W 61. minucie sędzia odgwizduje faul na naszym bramkarzu i oczywiście nie uznaje bramki zdobytej przez gości. Mecz wciąż toczy się w środkowej części boiska.
Minutę później kibice Legii postanowili przerwać spotkanie i zaczęli zabawę w rzucanie rac na murawę oraz w sektory kibiców Widzewa. Mecz sędzia przerwał na ponad pięć minut, kibice Widzewa nie zwracali uwagi na niegrzeczne zachowania kibiców gości i nieprzerwalnie dopingowali swój zespół.
W 72. minucie powinien być remis, ale sędzia po raz kolejny nie uznał prawidłowo zdobytej bramki przez Ukaha, po zamieszaniu na polu bramkowym najwięcej zimnej krwi wykazał Nigeryjczyk, jednak sędzia dopatrzył się przewinienia widzewiaka, i na dodatek ukarał go żółtą kartką.
Kilka minut później ładny strzał oddał Marcin Robak jednak golkiper gości nie miał większych kłopotów z wyłapaniem futbolówki.
Mimo doliczonych siedmiu minut do regulaminowego czasu gry wynik nie uległ zmianie i łodzianie po raz kolejny musieli uznać wyższość legionistów, z czego na konferencji prasowej bardzo się cieszyli trenerzy Jacek Magiera oraz Rafał Janas.
Nie był to udany występ łodzian a oczekiwania były ogromne. Widzewiacy chyba przestraszyli się rywala i nic wielkiego na boisku nie pokazali. Byli wolniejsi na boisku, nie mieli praktycznie koncepcji na grę.
Legioniści natomiast, po dwóch wcześniejszych porażkach udowodnili, że nie należy ich jeszcze skreślać w tym sezonie.
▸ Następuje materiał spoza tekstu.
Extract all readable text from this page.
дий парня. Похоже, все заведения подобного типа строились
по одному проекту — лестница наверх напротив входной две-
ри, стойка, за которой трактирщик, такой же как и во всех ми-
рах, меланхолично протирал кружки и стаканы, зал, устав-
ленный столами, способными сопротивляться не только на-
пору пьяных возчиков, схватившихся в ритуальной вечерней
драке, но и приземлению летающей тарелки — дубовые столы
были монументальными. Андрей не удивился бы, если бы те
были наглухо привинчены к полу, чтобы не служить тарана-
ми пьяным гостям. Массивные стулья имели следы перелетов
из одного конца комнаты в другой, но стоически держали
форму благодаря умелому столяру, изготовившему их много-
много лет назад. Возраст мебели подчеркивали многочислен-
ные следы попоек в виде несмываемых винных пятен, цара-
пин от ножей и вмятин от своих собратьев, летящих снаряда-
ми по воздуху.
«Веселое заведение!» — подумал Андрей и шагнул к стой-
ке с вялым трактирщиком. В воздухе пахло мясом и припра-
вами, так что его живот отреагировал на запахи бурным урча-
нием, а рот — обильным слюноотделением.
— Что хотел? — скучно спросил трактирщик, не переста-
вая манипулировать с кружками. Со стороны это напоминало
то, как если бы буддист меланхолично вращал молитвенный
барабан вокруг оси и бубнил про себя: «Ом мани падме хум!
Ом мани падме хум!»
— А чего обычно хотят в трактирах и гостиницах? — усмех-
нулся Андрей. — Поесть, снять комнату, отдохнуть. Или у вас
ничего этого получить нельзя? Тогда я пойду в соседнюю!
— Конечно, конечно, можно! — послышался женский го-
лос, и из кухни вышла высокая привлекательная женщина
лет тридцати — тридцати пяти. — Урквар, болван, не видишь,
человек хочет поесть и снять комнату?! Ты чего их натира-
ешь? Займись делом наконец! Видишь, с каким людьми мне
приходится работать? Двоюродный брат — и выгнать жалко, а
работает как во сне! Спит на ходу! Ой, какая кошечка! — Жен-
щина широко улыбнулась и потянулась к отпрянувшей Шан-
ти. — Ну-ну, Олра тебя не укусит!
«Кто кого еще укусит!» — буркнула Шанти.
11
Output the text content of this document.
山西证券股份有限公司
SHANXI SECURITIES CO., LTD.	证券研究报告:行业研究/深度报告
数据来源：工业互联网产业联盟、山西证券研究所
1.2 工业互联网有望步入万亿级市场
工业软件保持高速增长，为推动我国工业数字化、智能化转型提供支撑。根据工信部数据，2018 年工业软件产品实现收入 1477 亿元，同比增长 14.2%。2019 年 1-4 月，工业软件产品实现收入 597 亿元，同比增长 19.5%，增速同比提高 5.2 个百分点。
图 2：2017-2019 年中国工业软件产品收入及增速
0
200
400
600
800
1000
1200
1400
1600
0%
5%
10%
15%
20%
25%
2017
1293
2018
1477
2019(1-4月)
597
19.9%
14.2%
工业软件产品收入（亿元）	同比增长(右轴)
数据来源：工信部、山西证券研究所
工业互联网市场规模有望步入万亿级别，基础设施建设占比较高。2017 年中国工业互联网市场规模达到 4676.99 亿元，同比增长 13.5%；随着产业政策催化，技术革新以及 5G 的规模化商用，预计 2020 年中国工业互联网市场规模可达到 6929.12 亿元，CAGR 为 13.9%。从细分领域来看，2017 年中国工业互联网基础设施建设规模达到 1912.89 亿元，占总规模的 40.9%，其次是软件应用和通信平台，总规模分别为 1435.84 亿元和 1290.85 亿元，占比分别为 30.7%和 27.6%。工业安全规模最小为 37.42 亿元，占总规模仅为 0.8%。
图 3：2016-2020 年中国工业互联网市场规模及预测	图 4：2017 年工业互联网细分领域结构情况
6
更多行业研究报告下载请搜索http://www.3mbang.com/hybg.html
Miejmy nadzieję, że czerwono biało czerwoni już najbliższą sobotę pokażą się z lepszej strony i pokonają białostocką Jagiellonię.
Widzew Łódź – Legia Warszawa 0:1 (0:1)
0:1 Vrdoljak (16.)
Widzew: Mielcarz - Broź, Ukah, Szymanek (57. Durić), Dudu, Grischok (78. Grzelak), Panka, Pinheiro, Grzelczak, Sernas, Robak
Legia: Makhnovskyy – Kiełbowicz, Komorowski, Astiz, Rzeźniczak, Borysiuk, Vrdoljak, Rybus (31. Szałachowski), Manu, Radovic (90. Żyro) , Kucharczyk (84. Cabral)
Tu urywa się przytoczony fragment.